Answer: No. The confidentiality provisions of the Income Tax Act prevent the CRA from providing a list of the "approved" associations and research institutes.


Question 12. Is there a filing deadline for farm producers and agricultural organizations to file the T2038(IND)/T2SCH31 and T661 respectively?

Answer: Farm producers who are proprietorships must file the T2038(IND) relating to the SR&ED ITC claim within 17 and 1/2 months of the taxation year-end in which the check-offs were paid. Corporate farm producers must file the T2SCH31 within 18 months of the taxation year-end in which the check-offs were paid. Agricultural organizations are encouraged to file one T661 each year on behalf of their members within 6 months of their fiscal year end. Failure to file a T661 in any fiscal year will result in the farm producer's entitlement to the tax credit being disallowed for that year.


Question 13: Must I identify in my tax return, why I am claiming ITC's?

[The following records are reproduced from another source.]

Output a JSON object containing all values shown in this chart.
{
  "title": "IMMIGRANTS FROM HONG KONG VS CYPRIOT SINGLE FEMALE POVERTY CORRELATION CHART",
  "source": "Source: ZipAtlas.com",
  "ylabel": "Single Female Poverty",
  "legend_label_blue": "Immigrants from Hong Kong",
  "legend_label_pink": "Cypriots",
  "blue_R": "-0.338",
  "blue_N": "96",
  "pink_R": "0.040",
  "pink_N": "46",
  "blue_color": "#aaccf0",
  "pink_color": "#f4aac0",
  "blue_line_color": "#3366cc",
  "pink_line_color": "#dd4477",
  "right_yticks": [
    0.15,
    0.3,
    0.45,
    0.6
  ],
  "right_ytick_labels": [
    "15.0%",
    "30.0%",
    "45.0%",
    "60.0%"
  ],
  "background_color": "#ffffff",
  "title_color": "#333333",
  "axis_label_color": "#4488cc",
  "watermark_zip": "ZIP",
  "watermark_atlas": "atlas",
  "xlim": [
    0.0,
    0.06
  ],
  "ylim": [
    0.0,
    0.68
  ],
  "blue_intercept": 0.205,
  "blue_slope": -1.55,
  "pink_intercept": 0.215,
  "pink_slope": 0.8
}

Answer: Yes. All claimants must identify on the T2038(IND) or T2SCH31 that they are making a claim related to check-offs. At the top of the T2038(IND) or T2SCH31, the claimant should include a note stating that the claim is related to check-offs or SR&ED contributions to agricultural organizations. For corporate claimants we are further requesting that a letter be attached to the front of their T2 identifying that they are making an SR&ED claim related to check-off contributions. This is to assist the CRA with the proper processing of the returns. Revisions to the next version of the T2038(IND) and the T2SCH31 will incorporate a box which the claimant may mark to identify the claim as relating to a check-off.


Question 14: When will I be able to make my first claim for SR&ED tax credits?

Answer: Farm producer contributions made to agricultural organizations on or subsequent to January 1, 2001 will be eligible, providing that all the aforementioned requirements are in place.


Question 15. How may investment tax credits be used?

Answer: Investment tax credits may be:

  • Used to offset federal tax in the year.
  • Carried back 3 years or forward 10 years to be applied against federal tax generated in that particular year.
  • Paid as a cash refund.

Question 16. Do check-off payments qualify for provincial SR&ED tax credits?

Answer: Yes. But to qualify for the provincial SR&ED tax credit in provinces having their own SR&ED tax incentive program, it is a requirement that the SR&ED be performed in that province. It is, therefore, important that the agricultural organizations advise the farm producers in which provincial jurisdiction the SR&ED was done.


Question 17: Where might I go to get additional information?

Answer: For more information you may visit CRA's Web site at www.cra.gc.ca/sred, contact your local tax services office or call 1-800-959-5525 toll free.


Question 18: What are the investment tax credit rates for individuals, corporations, and large Public corporations filing under the SR&ED Program?

Answer: The rate for individuals and unicorporated businesses is 20%, for Canadian Controlled Private Corporations is 35%, and for large public corporations is 20%.